Believing the health insurance industry is at least partly responsible for the murder of the UnitedHealthcare CEO is not some fringe position. 69 percent of Americans say health insurance claim denials had “a great deal” or “moderate amount” of responsibility for the killing of CEO Brian Thompson, according to a new poll conducted by NORC at University of Chicago. Nearly as many (67 percent) blamed health insurance company profits.

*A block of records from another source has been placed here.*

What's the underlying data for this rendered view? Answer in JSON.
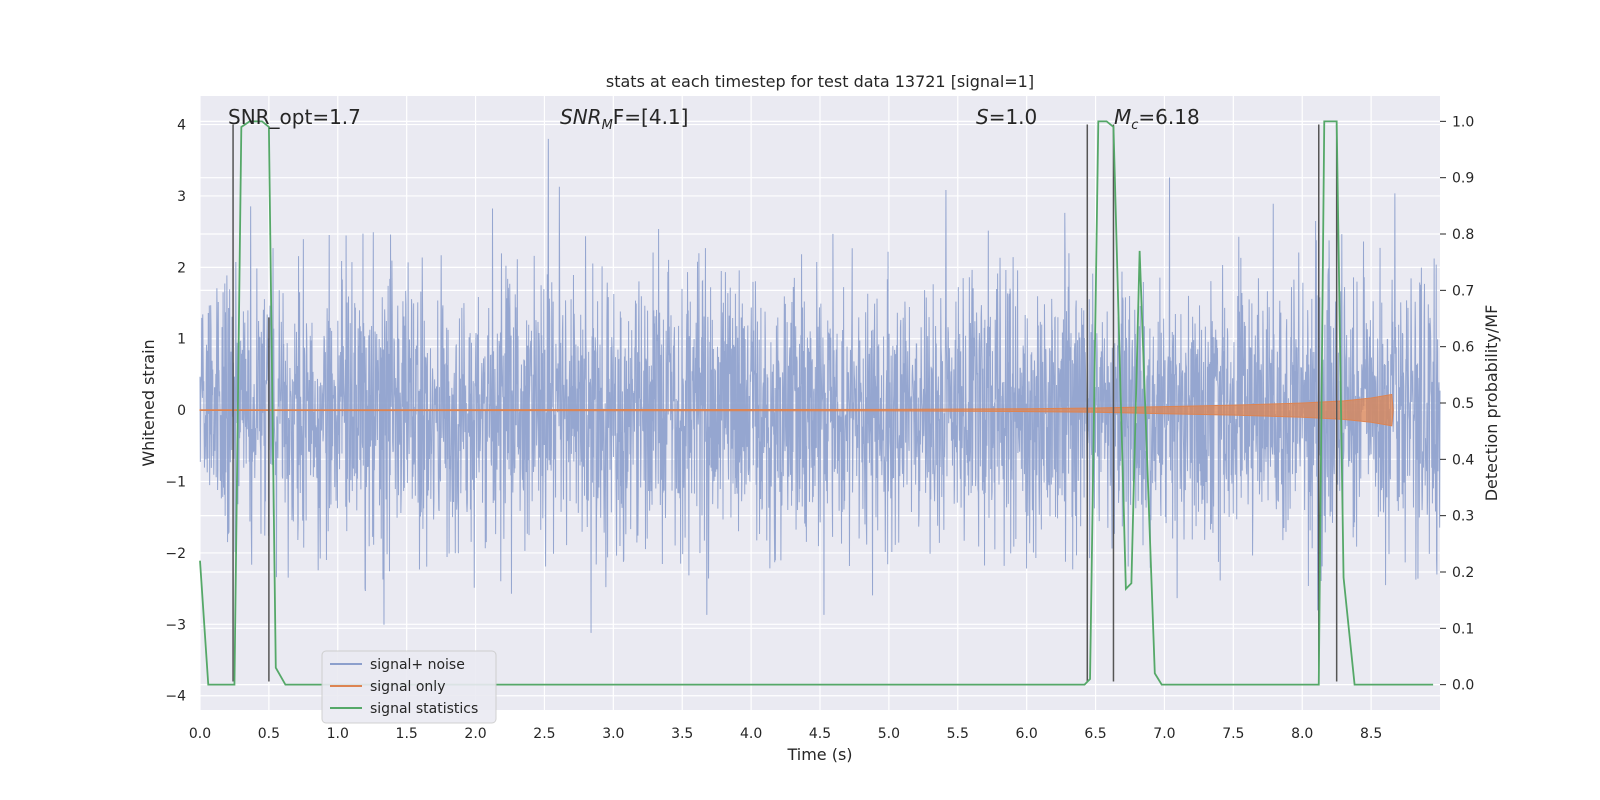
{
  "chart_data": {
    "type": "line",
    "title": "stats at each timestep for test data 13721 [signal=1]",
    "xlabel": "Time (s)",
    "ylabel_left": "Whitened strain",
    "ylabel_right": "Detection probability/MF",
    "xlim": [
      0.0,
      9.0
    ],
    "ylim_left": [
      -4.2,
      4.4
    ],
    "ylim_right": [
      -0.045,
      1.045
    ],
    "x_ticks": [
      0.0,
      0.5,
      1.0,
      1.5,
      2.0,
      2.5,
      3.0,
      3.5,
      4.0,
      4.5,
      5.0,
      5.5,
      6.0,
      6.5,
      7.0,
      7.5,
      8.0,
      8.5
    ],
    "x_tick_labels": [
      "0.0",
      "0.5",
      "1.0",
      "1.5",
      "2.0",
      "2.5",
      "3.0",
      "3.5",
      "4.0",
      "4.5",
      "5.0",
      "5.5",
      "6.0",
      "6.5",
      "7.0",
      "7.5",
      "8.0",
      "8.5"
    ],
    "y_left_ticks": [
      -4,
      -3,
      -2,
      -1,
      0,
      1,
      2,
      3,
      4
    ],
    "y_left_tick_labels": [
      "−4",
      "−3",
      "−2",
      "−1",
      "0",
      "1",
      "2",
      "3",
      "4"
    ],
    "y_right_ticks": [
      0.0,
      0.1,
      0.2,
      0.3,
      0.4,
      0.5,
      0.6,
      0.7,
      0.8,
      0.9,
      1.0
    ],
    "y_right_tick_labels": [
      "0.0",
      "0.1",
      "0.2",
      "0.3",
      "0.4",
      "0.5",
      "0.6",
      "0.7",
      "0.8",
      "0.9",
      "1.0"
    ],
    "grid": true,
    "annotations": {
      "snr_opt": "SNR_opt=1.7",
      "snr_mf_label": "SNR",
      "snr_mf_sub": "M",
      "snr_mf_rest": "F=[4.1]",
      "s_label": "S",
      "s_rest": "=1.0",
      "mc_label": "M",
      "mc_sub": "c",
      "mc_rest": "=6.18"
    },
    "legend": {
      "position": "lower-left",
      "entries": [
        "signal+ noise",
        "signal only",
        "signal statistics"
      ]
    },
    "colors": {
      "noise": "#8c9fcc",
      "signal": "#dd8452",
      "statistics": "#55a868",
      "vlines": "#555555",
      "background": "#eaeaf2",
      "grid": "#ffffff"
    },
    "series": [
      {
        "name": "signal+ noise",
        "axis": "left",
        "description_values": "noise envelope amplitude about 1.0 std",
        "noise_std": 0.95,
        "seed": 13721
      },
      {
        "name": "signal only",
        "axis": "left",
        "envelope_x": [
          0.0,
          5.0,
          6.0,
          6.5,
          7.0,
          7.5,
          8.0,
          8.3,
          8.5,
          8.65,
          8.66
        ],
        "envelope_y": [
          0.005,
          0.01,
          0.02,
          0.03,
          0.05,
          0.07,
          0.1,
          0.13,
          0.17,
          0.22,
          0.0
        ]
      },
      {
        "name": "signal statistics",
        "axis": "right",
        "x": [
          0.0,
          0.06,
          0.25,
          0.3,
          0.36,
          0.45,
          0.5,
          0.55,
          0.62,
          6.42,
          6.46,
          6.52,
          6.58,
          6.63,
          6.72,
          6.76,
          6.82,
          6.93,
          6.98,
          7.03,
          7.1,
          8.12,
          8.16,
          8.2,
          8.25,
          8.3,
          8.38,
          8.95
        ],
        "y": [
          0.22,
          0.0,
          0.0,
          0.99,
          1.0,
          1.0,
          0.99,
          0.03,
          0.0,
          0.0,
          0.01,
          1.0,
          1.0,
          0.99,
          0.17,
          0.18,
          0.77,
          0.02,
          0.0,
          0.0,
          0.0,
          0.0,
          1.0,
          1.0,
          1.0,
          0.19,
          0.0,
          0.0
        ]
      }
    ],
    "vertical_lines": [
      {
        "x": 0.24,
        "y_from": -3.8,
        "y_to": 4.0
      },
      {
        "x": 0.5,
        "y_from": -3.8,
        "y_to": 1.3
      },
      {
        "x": 6.44,
        "y_from": -3.8,
        "y_to": 4.0
      },
      {
        "x": 6.63,
        "y_from": -3.8,
        "y_to": 4.0
      },
      {
        "x": 8.12,
        "y_from": -3.8,
        "y_to": 4.0
      },
      {
        "x": 8.25,
        "y_from": -3.8,
        "y_to": 4.0
      }
    ]
  }
}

Now compare that with the tsunami of corporate media op-eds and pundits expressing the sparkling insight that murder is wrong. Yeah, we know. Episodes like these really show you how much contempt these elite media organs have for the public, which they apparently see as helpless children in need of a preschool level moral lesson. This is the exact same media paternalism that prevented them from publishing Mangione “manifesto,” thinking the zombie-like masses would have no choice but to obey the writings and carry out similar acts of violence.
The poll also captures a nuance that’s sorely lacking in major media coverage, which tends to collapse the issue into two camps: those who condemn the murder vs. those who support it. That kind of two-sizes-fits-all framing leaves no room for the view that both the shooter and the healthcare industry share responsibility for the CEO’s death. NORC’s poll suggests this more nuanced attitude is in fact quite mainstream. The number of respondents who blamed the shooter wasn’t much higher (78 percent) than those who blamed health insurance claim denials (69 percent).
The response of the authorities, and of the pundit class, has been, "Let them
eat cake."*
*A bit of a correction here. First, the quote is actually, "Qu'ils mangent de la brioche," let them eat brioche, a French egg bread, and this term was coined by Jean-Jacques Rousseau decades before Marie Antoinette became queen.